Apple’s secret, car-focused office in Germany has been found

Apple CEO Tim Cook and Seele Gmbh's Nelli Diller in Germany in 2015, totally not scoping out the best spot for a secret office.
Image: Tobias Hase/Epa/REX/Shutterstock

Hey Apple: WTF is going on in Germany?

The Cupertino company might be up to something on the down low in Deutschland, according to Business Insider‘s Sam Shead. The reporter investigated rumors of a secret Apple office focused on automotive development in Berlin, following an initial leak last year that Apple was snatching up German engineering talent in the wake of Microsoft’s acquisition of Nokia.

It took almost half a year, but Shead’s tenacity appears to have paid off. He claims to have found the office smack dab in the middle of Berlin, in a nondescript building overlooking the city’s famous Gendarmenmarkt square area.

Shead’s efforts to find the mysterious workspace were aided by a source in Berlin’s startup scene and a barista at a coffeeshop near the alleged building. Once he homed in on the office, Shead found a buzzer affixed with the company’s name, but no other explicit Apple heraldry.

A man leaving the building told Shead Apple “quietlymoved in around a year ago,” but knew little else about the operation. The reporter’s attempts to make contact with anyone on Apple’s floor were met with no response, and the office’s window blinds were shut to keep anyone from peeking in.

Unsurprisingly, Apple didn’t respond to BI‘s request for comment about the office, and had nothing to say to us when we reached out via email, either.

So what’s going on over there?

Popular sentiment and previous reports point to the secret office being a facility for Apple’s rumored automotive project, which has been bandied about over the past few years without any direct confirmation. “Project Titan,” as the initiative was reportedly called internally, appeared to run out of gas last year after reports of layoffs but that was when the focus was on actually building an electric car.

More recent reports suggest the company is working on an autonomous platform, described in documents as the “Apple Automated System.”
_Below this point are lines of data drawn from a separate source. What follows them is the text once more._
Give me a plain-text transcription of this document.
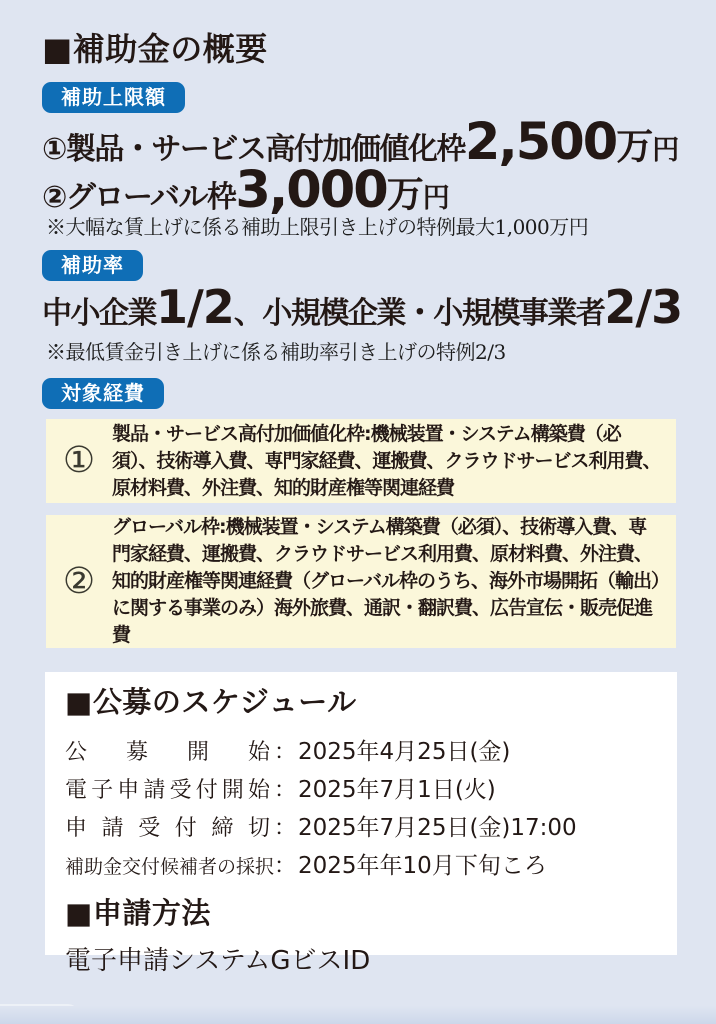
■補助金の概要
補助上限額
①製品・サービス高付加価値化枠 2,500 万 円
②グローバル枠 3,000 万 円
※大幅な賃上げに係る補助上限引き上げの特例最大1,000万円
補助率
中小企業 1/2 、小規模企業・小規模事業者 2/3
※最低賃金引き上げに係る補助率引き上げの特例2/3
対象経費
①
製品・サービス高付加価値化枠:機械装置・システム構築費（必須）、技術導入費、専門家経費、運搬費、クラウドサービス利用費、原材料費、外注費、知的財産権等関連経費
②
グローバル枠:機械装置・システム構築費（必須）、技術導入費、専門家経費、運搬費、クラウドサービス利用費、原材料費、外注費、知的財産権等関連経費（グローバル枠のうち、海外市場開拓（輸出）に関する事業のみ）海外旅費、通訳・翻訳費、広告宣伝・販売促進費
■公募のスケジュール
公募開始 ： 2025年4月25日(金)
電子申請受付開始 ： 2025年7月1日(火)
申請受付締切 ： 2025年7月25日(金)17:00
補助金交付候補者の採択 ： 2025年年10月下旬ころ
■申請方法
電子申請システムGビスID
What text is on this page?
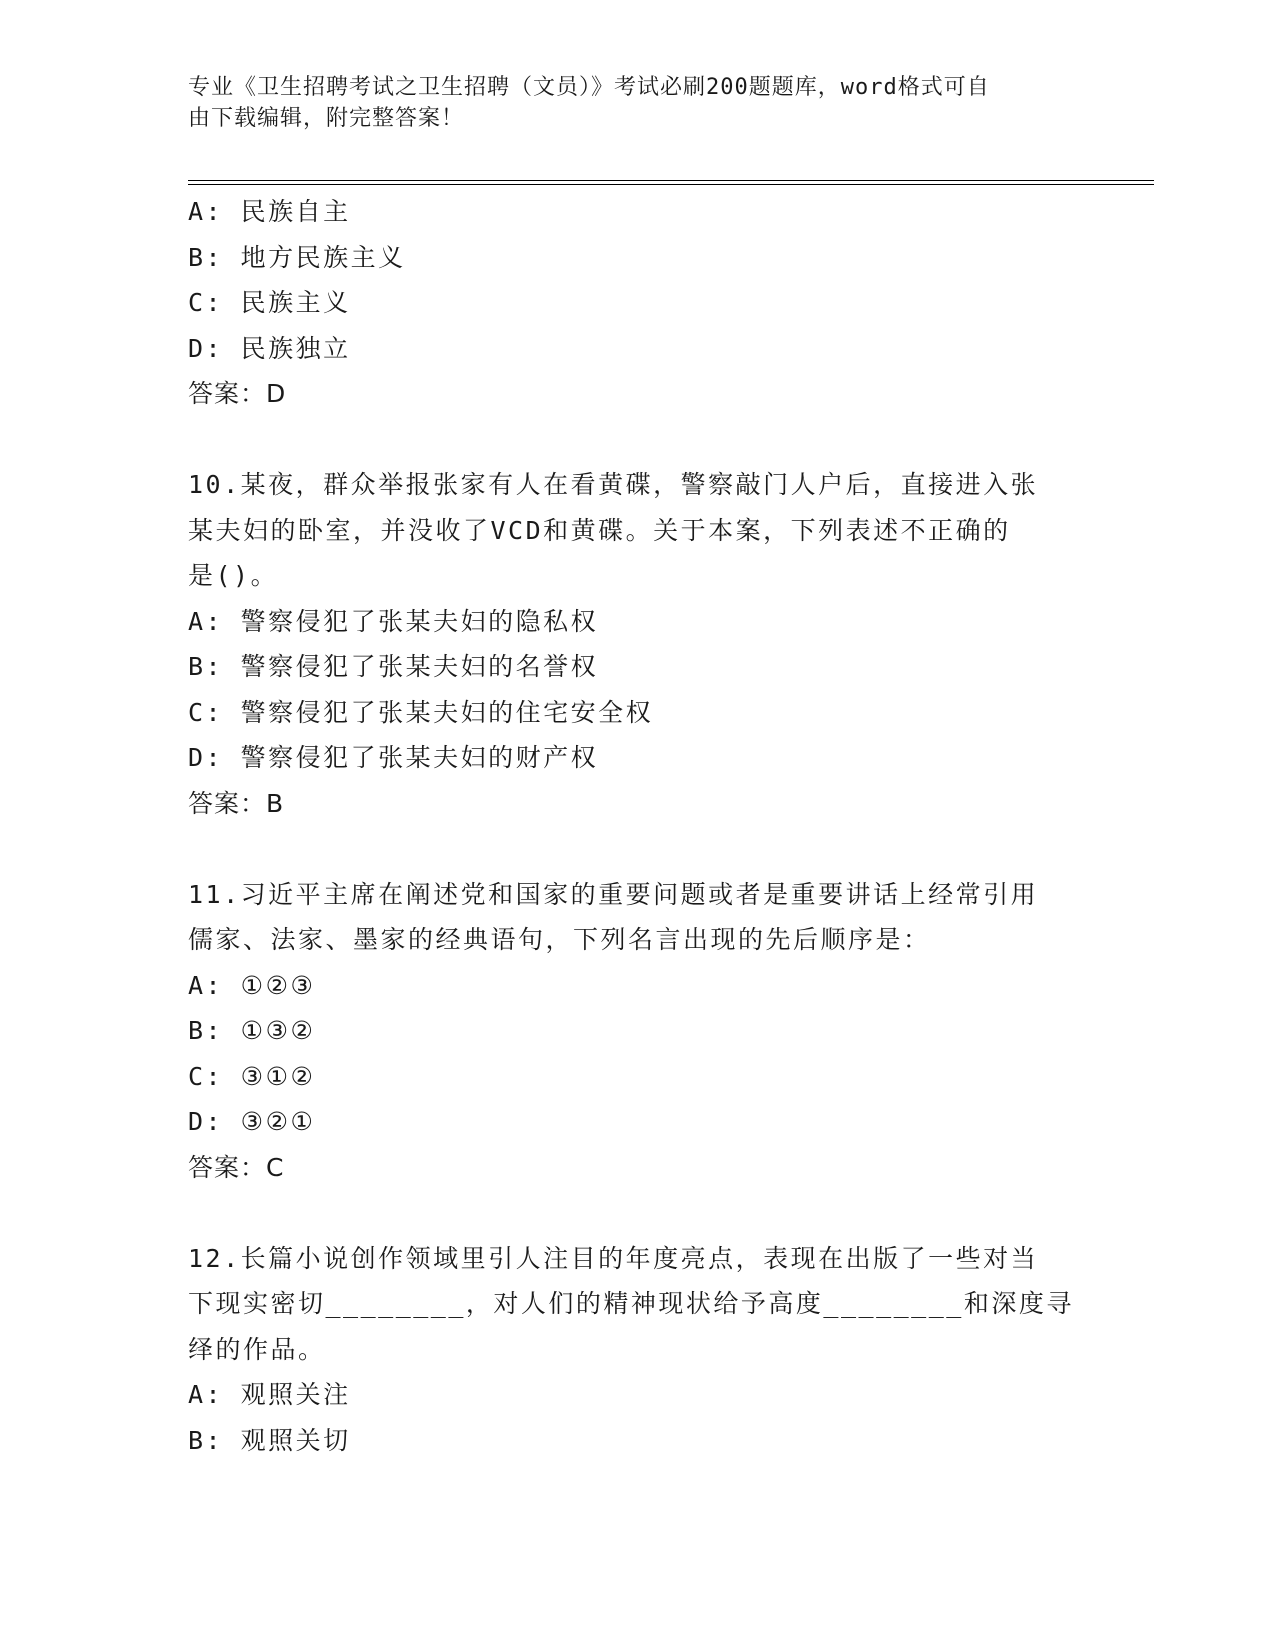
专业《卫生招聘考试之卫生招聘（文员）》考试必刷200题题库，word格式可自
由下载编辑，附完整答案！
A: 民族自主
B: 地方民族主义
C: 民族主义
D: 民族独立
答案：D
10.某夜，群众举报张家有人在看黄碟，警察敲门人户后，直接进入张
某夫妇的卧室，并没收了VCD和黄碟。关于本案，下列表述不正确的
是()。
A: 警察侵犯了张某夫妇的隐私权
B: 警察侵犯了张某夫妇的名誉权
C: 警察侵犯了张某夫妇的住宅安全权
D: 警察侵犯了张某夫妇的财产权
答案：B
11.习近平主席在阐述党和国家的重要问题或者是重要讲话上经常引用
儒家、法家、墨家的经典语句，下列名言出现的先后顺序是：
A: ①②③
B: ①③②
C: ③①②
D: ③②①
答案：C
12.长篇小说创作领域里引人注目的年度亮点，表现在出版了一些对当
下现实密切________，对人们的精神现状给予高度________和深度寻
绎的作品。
A: 观照关注
B: 观照关切
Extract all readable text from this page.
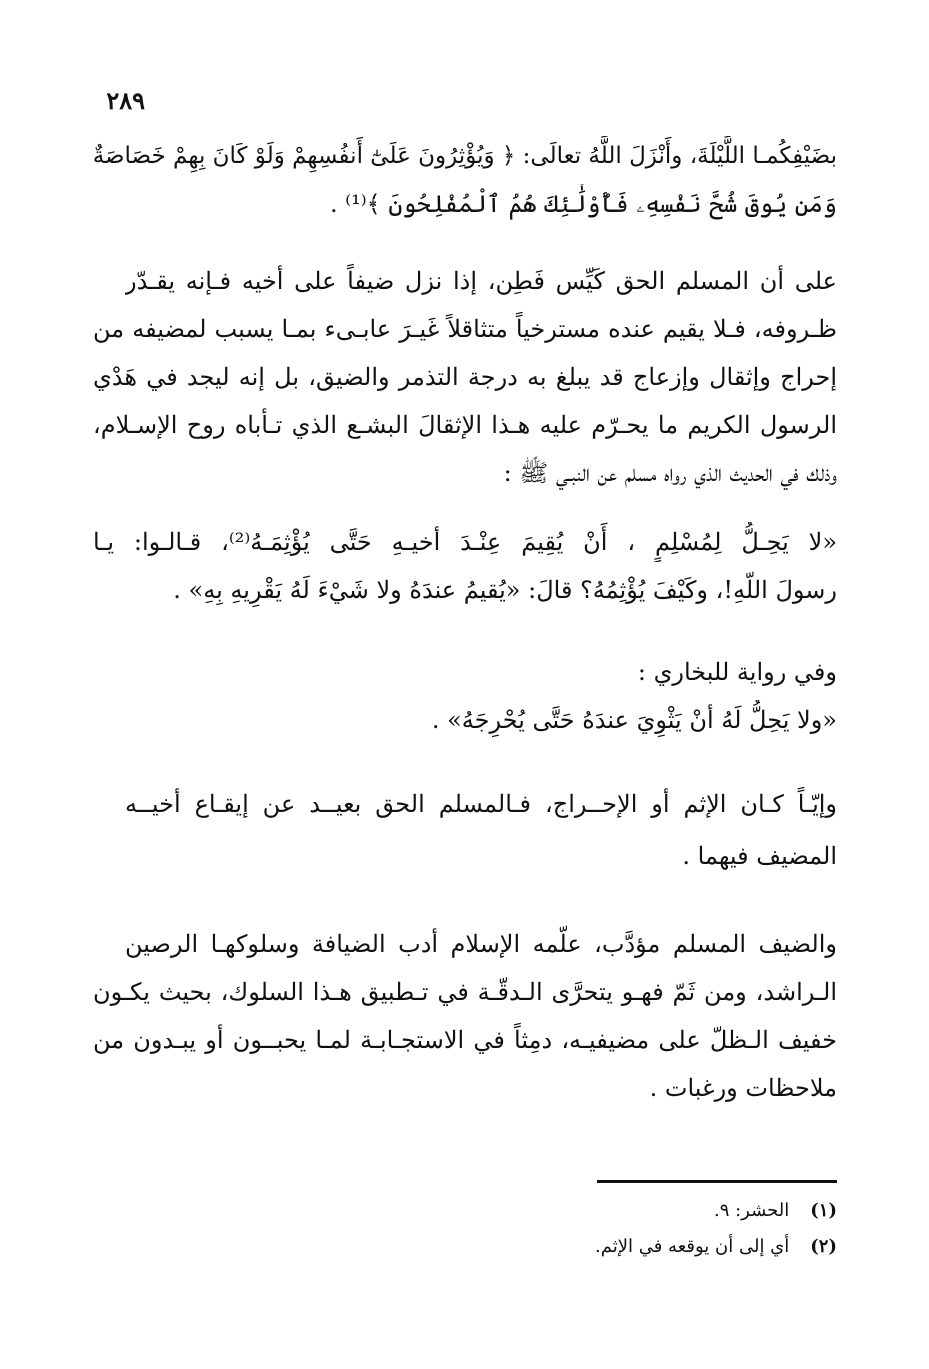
٢٨٩
بضَيْفِكُمـا اللَّيْلَةَ، وأَنْزَلَ اللَّهُ تعالَى: ﴿ وَيُؤْثِرُونَ عَلَىٰٓ أَنفُسِهِمْ وَلَوْ كَانَ بِهِمْ خَصَاصَةٌ
وَمَن يُوقَ شُحَّ نَفْسِهِۦ فَأُوْلَٰٓئِكَ هُمُ ٱلْمُفْلِحُونَ ﴾⁽¹⁾ .
على أن المسلم الحق كَيِّس فَطِن، إذا نزل ضيفاً على أخيه فـإنه يقـدّر
ظـروفه، فـلا يقيم عنده مسترخياً متثاقلاً غَيـرَ عابـىء بمـا يسبب لمضيفه من
إحراج وإثقال وإزعاج قد يبلغ به درجة التذمر والضيق، بل إنه ليجد في هَدْي
الرسول الكريم ما يحـرّم عليه هـذا الإثقالَ البشـع الذي تـأباه روح الإسـلام،
وذلك في الحديث الذي رواه مسلم عن النبـي ﷺ :
«لا يَحِـلُّ لِمُسْلِمٍ ، أَنْ يُقِيمَ عِنْـدَ أخيـهِ حَتَّى يُؤْثِمَـهُ⁽²⁾، قـالـوا: يـا
رسولَ اللّهِ!، وكَيْفَ يُؤْثِمُهُ؟ قالَ: «يُقيمُ عندَهُ ولا شَيْءَ لَهُ يَقْرِيهِ بِهِ» .
وفي رواية للبخاري :
«ولا يَحِلُّ لَهُ أنْ يَثْوِيَ عندَهُ حَتَّى يُحْرِجَهُ» .
وإيّـاً كـان الإثم أو الإحــراج، فـالمسلم الحق بعيــد عن إيقـاع أخيــه
المضيف فيهما .
والضيف المسلم مؤدَّب، علّمه الإسلام أدب الضيافة وسلوكهـا الرصين
الـراشد، ومن ثَمّ فهـو يتحرَّى الـدقّـة في تـطبيق هـذا السلوك، بحيث يكـون
خفيف الـظلّ على مضيفيـه، دمِثاً في الاستجـابـة لمـا يحبــون أو يبـدون من
ملاحظات ورغبات .
(١) الحشر: ٩.
(٢) أي إلى أن يوقعه في الإثم.
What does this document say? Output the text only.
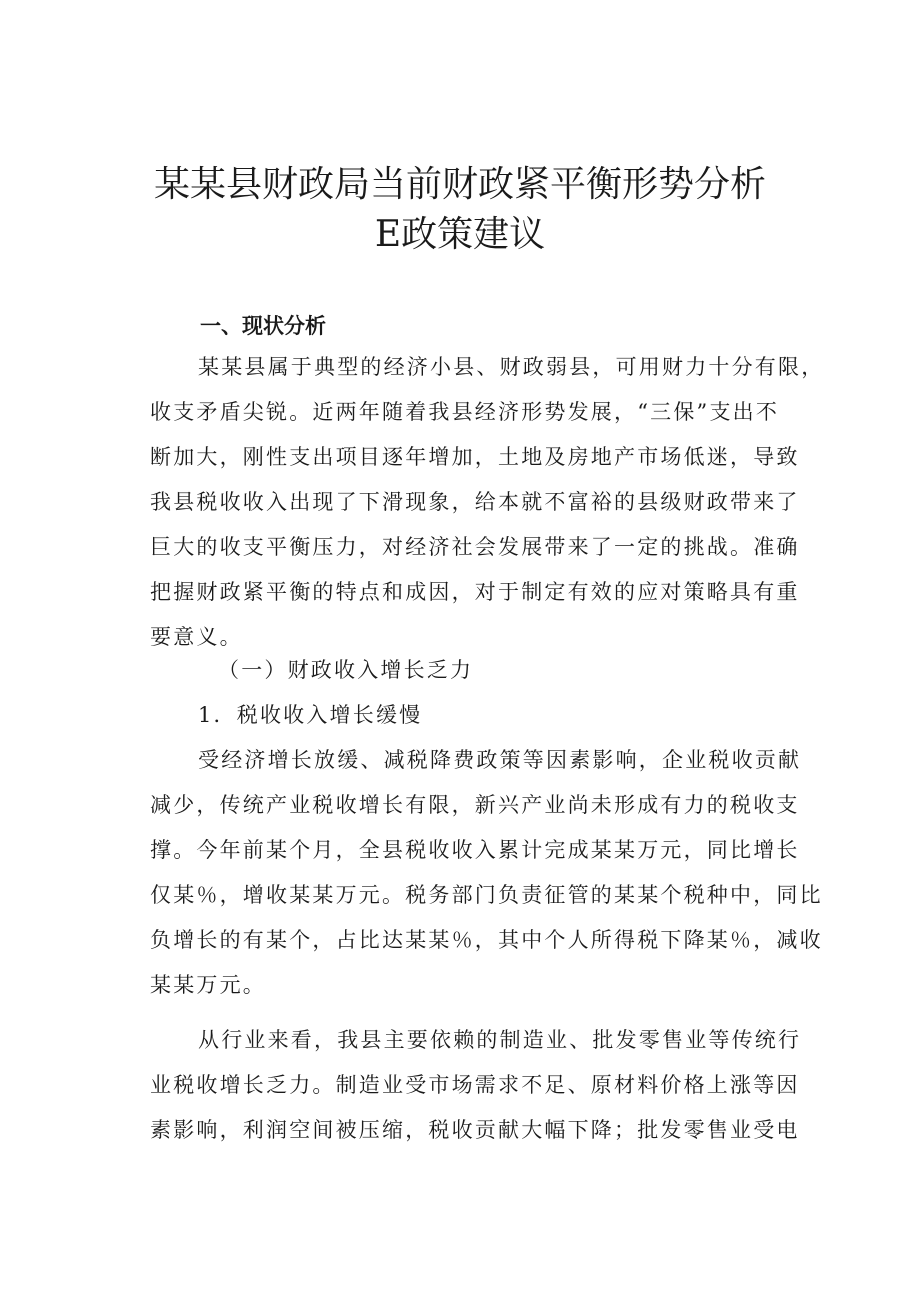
某某县财政局当前财政紧平衡形势分析
E政策建议
一、现状分析
某某县属于典型的经济小县、财政弱县，可用财力十分有限，
收支矛盾尖锐。近两年随着我县经济形势发展，“三保”支出不
断加大，刚性支出项目逐年增加，土地及房地产市场低迷，导致
我县税收收入出现了下滑现象，给本就不富裕的县级财政带来了
巨大的收支平衡压力，对经济社会发展带来了一定的挑战。准确
把握财政紧平衡的特点和成因，对于制定有效的应对策略具有重
要意义。
（一）财政收入增长乏力
1．税收收入增长缓慢
受经济增长放缓、减税降费政策等因素影响，企业税收贡献
减少，传统产业税收增长有限，新兴产业尚未形成有力的税收支
撑。今年前某个月，全县税收收入累计完成某某万元，同比增长
仅某％，增收某某万元。税务部门负责征管的某某个税种中，同比
负增长的有某个，占比达某某％，其中个人所得税下降某％，减收
某某万元。
从行业来看，我县主要依赖的制造业、批发零售业等传统行
业税收增长乏力。制造业受市场需求不足、原材料价格上涨等因
素影响，利润空间被压缩，税收贡献大幅下降；批发零售业受电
The German operation could be focused on the more technical aspects of that potential self-driving platform. Shead’s sleuthing on LinkedIn discovered “dozens of engineers” employed by Apple in Berlin, lending more weight to the theory. Among these engineers are supposedly former Here employees, who could be involved in high-level mapping work needed for autonomous car systems.

Apple has visibly ramped up its automotive efforts in the U.S. of late. The company registered three cars with the California DMV for self-driving tests last month, one of which was reportedly spotted leaving an Apple facility.